Bild: Sorgt für Diskussionen in Hamburg: die Blaue Moschee
Hamburg taz | Regenbogenfähnchen flattern im Wind, Revolutionslieder hallen
über die Schöne Aussicht an der Außenalster. Zwischen weißen Neubauten
türmt sich die Blaue Moschee. Der friedlich plätschernde Springbrunnen im
Vorgarten vermag nicht die Rufe der Menschen zu übertönen, die auf der
anderen Straßenseite demonstrieren. Gerade ist Jasmin Maleki am Mikro. Ihr
stehen Tränen in den Augen, während sie auf Farsi gegen die iranische
Regierung wettert. Sie unterbricht sich, als zwei Männer aus der Moschee
kommen und die Demo mit ihren Handys filmen. „Weg, weg, weg, Mullah muss
weg“, ruft sie mit erhobener Faust und ein Sprechchor folgt ihr.

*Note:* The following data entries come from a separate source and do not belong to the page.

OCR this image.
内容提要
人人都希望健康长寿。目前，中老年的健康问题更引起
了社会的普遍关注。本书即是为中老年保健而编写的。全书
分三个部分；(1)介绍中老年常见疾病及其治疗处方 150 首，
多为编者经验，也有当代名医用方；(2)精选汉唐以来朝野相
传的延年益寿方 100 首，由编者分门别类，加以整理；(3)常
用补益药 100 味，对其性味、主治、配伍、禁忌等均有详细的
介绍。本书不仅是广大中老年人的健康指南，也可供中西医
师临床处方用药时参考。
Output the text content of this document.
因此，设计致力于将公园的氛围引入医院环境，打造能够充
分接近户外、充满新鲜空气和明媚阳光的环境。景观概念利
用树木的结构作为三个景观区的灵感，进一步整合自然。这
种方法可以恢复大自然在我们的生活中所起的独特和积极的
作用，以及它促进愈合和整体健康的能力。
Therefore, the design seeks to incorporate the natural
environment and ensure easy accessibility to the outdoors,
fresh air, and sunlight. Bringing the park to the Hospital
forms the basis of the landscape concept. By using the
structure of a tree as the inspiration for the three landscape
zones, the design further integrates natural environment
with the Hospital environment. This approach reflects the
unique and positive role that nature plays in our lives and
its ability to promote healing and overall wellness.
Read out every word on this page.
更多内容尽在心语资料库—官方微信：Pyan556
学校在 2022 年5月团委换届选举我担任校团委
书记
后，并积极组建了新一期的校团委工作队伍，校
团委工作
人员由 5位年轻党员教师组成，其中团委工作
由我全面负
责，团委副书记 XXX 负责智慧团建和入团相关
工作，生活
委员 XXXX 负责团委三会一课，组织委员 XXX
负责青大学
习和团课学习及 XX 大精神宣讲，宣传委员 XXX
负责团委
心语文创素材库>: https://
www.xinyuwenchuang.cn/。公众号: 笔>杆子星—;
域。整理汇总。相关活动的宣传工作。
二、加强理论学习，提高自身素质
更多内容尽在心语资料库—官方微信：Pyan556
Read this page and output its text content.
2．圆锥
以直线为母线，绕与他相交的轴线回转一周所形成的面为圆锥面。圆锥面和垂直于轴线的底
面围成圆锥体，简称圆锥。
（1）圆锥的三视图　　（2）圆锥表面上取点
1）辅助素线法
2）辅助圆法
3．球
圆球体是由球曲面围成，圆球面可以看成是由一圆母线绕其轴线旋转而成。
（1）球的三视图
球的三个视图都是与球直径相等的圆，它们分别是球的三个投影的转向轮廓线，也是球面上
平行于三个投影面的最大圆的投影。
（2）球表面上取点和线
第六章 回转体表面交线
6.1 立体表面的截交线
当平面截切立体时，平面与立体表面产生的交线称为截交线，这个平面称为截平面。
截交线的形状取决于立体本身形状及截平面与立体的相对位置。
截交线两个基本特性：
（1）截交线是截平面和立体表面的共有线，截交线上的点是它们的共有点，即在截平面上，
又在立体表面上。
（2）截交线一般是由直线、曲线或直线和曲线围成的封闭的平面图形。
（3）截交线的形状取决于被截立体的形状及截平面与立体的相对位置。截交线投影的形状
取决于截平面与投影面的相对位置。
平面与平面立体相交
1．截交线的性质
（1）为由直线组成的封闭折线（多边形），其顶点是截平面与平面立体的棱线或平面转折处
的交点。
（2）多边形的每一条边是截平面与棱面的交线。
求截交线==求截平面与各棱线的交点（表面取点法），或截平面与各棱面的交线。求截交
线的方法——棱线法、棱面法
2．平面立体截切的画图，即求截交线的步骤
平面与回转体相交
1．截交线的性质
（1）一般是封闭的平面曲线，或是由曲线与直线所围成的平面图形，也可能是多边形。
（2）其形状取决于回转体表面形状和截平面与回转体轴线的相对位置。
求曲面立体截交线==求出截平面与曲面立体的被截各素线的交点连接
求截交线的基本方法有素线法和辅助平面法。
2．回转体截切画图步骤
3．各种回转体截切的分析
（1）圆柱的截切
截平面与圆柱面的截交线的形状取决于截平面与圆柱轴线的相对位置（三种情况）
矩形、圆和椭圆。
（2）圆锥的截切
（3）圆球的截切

Es ist ein Samstag Anfang August. Während am Jungfernstieg der Christopher
Street Day ausklingt, haben sich vor der Blauen Moschee in Hamburg rund 30
Demonstrierende versammelt. Jasmin Maleki musste aus dem Iran fliehen,
genau wie die meisten hier, weil ihr Leben unter dem repressiven Regime in
Gefahr geriet. Nun demonstriert sie vor dem Islamischen Zentrum Hamburg
(IZH), das seinen Sitz in der Blauen Moschee hat.
Anlass der Demo ist ein Bericht des Landesverfassungsschutzes, der Mitte
Juli veröffentlicht wurde. Demnach gibt es neue Beweise für politische
Verbindungen zwischen dem IZH und der iranischen Regierung. Aus neuen
Dokumenten ergebe sich, dass der Leiter des IZH, Mohammad Hadi Mofatteh
„direkt an das ‚Büro des Revolutionsführers‘ angebunden ist, Weisungen
erhält und berichtspflichtig ist“. Auch für Verbindungen zur libanesischen
Hisbollah, die seit 2020 in Deutschland verboten sind, habe das Amt neue
Belege gefunden.
Das IZH ist die wichtigste Repräsentanz des iranischen Schiitentums in
Deutschland. Zudem ist es Mitglied in der Schura, dem Rat der islamischen
Gemeinschaften in Hamburg. Die Schura hat einen Staatsvertrag mit dem
Hamburger Senat geschlossen und ist beispielsweise an der Erstellung von
Lehrplänen für den gemeinsamen Religionsunterricht in Hamburg beteiligt.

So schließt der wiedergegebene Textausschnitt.